Before Fussell, he did not excel in anything as a student. He got C’s and D’s and only got excited or motivated about playing the saxophone and learning Spanish (a class in which he got a B-). New ways to be heard. Even before he found it in poetry, we get the picture of a young man hungry to stretch the bounds of communication. He seemed to be asking, “how else can I say all there is to say?” As he writes in “History of My Heart,”


Listen to me the heart says in reprise until sometimes
In the course of giving itself it flows out of itself
All the way across the air…


There is a wonderful Zelig-like quality to the way Pinsky has moved through life, becoming, always, a poet, never arriving, remaining open to all of it, whether he’s writing an early computer game, Mindwheel, in 1984, or translating Dante’s Inferno, or serving as Poet Laureate of the United States (PLOTUS), or doing a cameo on The Simpsons, or being detained by the authorities in North Korea — it all serves in his quest to include everything. He eats it up with “omnivorous reverence” and can barely believe his luck.

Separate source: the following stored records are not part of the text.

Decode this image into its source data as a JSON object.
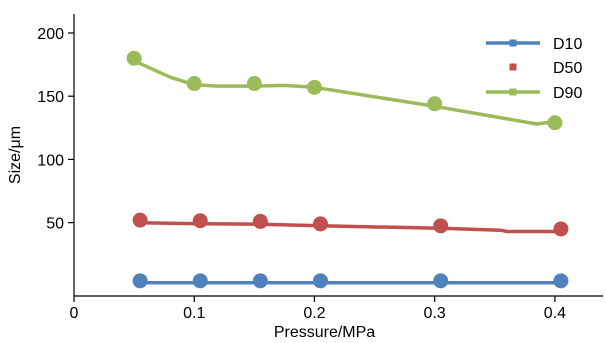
{
  "chart_data": {
    "type": "line",
    "title": "",
    "xlabel": "Pressure/MPa",
    "ylabel": "Size/μm",
    "x_ticks": [
      "0",
      "0.1",
      "0.2",
      "0.3",
      "0.4"
    ],
    "x_tick_values": [
      0,
      0.1,
      0.2,
      0.3,
      0.4
    ],
    "y_ticks": [
      "50",
      "100",
      "150",
      "200"
    ],
    "y_tick_values": [
      50,
      100,
      150,
      200
    ],
    "xlim": [
      0,
      0.44
    ],
    "ylim": [
      -8,
      215
    ],
    "grid": false,
    "legend_position": "top-right",
    "series": [
      {
        "name": "D10",
        "color": "#4f81bd",
        "points": {
          "x": [
            0.055,
            0.105,
            0.155,
            0.205,
            0.305,
            0.405
          ],
          "y": [
            4,
            4,
            4,
            4,
            4,
            4
          ]
        },
        "trend": {
          "x": [
            0.055,
            0.405
          ],
          "y": [
            2.5,
            2.5
          ]
        }
      },
      {
        "name": "D50",
        "color": "#c0504d",
        "points": {
          "x": [
            0.055,
            0.105,
            0.155,
            0.205,
            0.305,
            0.405
          ],
          "y": [
            52,
            51.5,
            51,
            49,
            47.5,
            45
          ]
        },
        "trend": {
          "x": [
            0.055,
            0.105,
            0.155,
            0.205,
            0.305,
            0.355,
            0.36,
            0.405
          ],
          "y": [
            50,
            49.2,
            48.8,
            47.5,
            45.5,
            44,
            43,
            43
          ]
        }
      },
      {
        "name": "D90",
        "color": "#9bbb59",
        "points": {
          "x": [
            0.05,
            0.1,
            0.15,
            0.2,
            0.3,
            0.4
          ],
          "y": [
            180,
            160,
            160,
            157,
            144,
            129
          ]
        },
        "trend": {
          "x": [
            0.05,
            0.08,
            0.1,
            0.12,
            0.15,
            0.175,
            0.2,
            0.3,
            0.385,
            0.4
          ],
          "y": [
            178,
            165,
            159,
            158,
            158,
            158.5,
            157,
            142,
            128,
            130
          ]
        }
      }
    ]
  }
}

While serving as PLOTUS, Pinsky created the “Favorite Poem Project,” in which he and a number of volunteers collected hundreds of videos of Americans from all walks of life reading their favorite poems. The videos were broadcast on PBS, and it remains, to my knowledge, the most successful fulfillment of the laureate’s task of bringing poetry to Americans, a democratization of what can be mistaken for an ivory tower art. And it didn’t bring poetry to people as much as it brought to light the treasure of poetry already there, deep in our culture. In a passage near the end of the book, as he reflects on the thrill of hearing all the different regional accents, sometimes different languages (not all the poems chosen were in English; this is America, after all), Pinsky writes, “the vowels and consonants, and the different sentence shapes of meaning: all are unique, and unique each time. Each language, each person, each voice each time it speaks has a different adaptive, history-saturated character.” Saturated, I would add, to the point of overflowing — the way a freshly dyed shirt can color everything it touches.


 

John Okrent is a poet and a family doctor. His poetry has appeared in Ploughshares, Plume, Poetry Northwest, Field, and The Seattle Times, among other journals. He was chosen by Carl Phillips as the winner of the 2021 Jeff Marks Memorial Prize. His first book, "This Costly Season," was published in May of 2022. Okrent works at a community health center in Tacoma, WA, where he lives with his wife and two young children in a fisherman’s cabin on Puget Sound.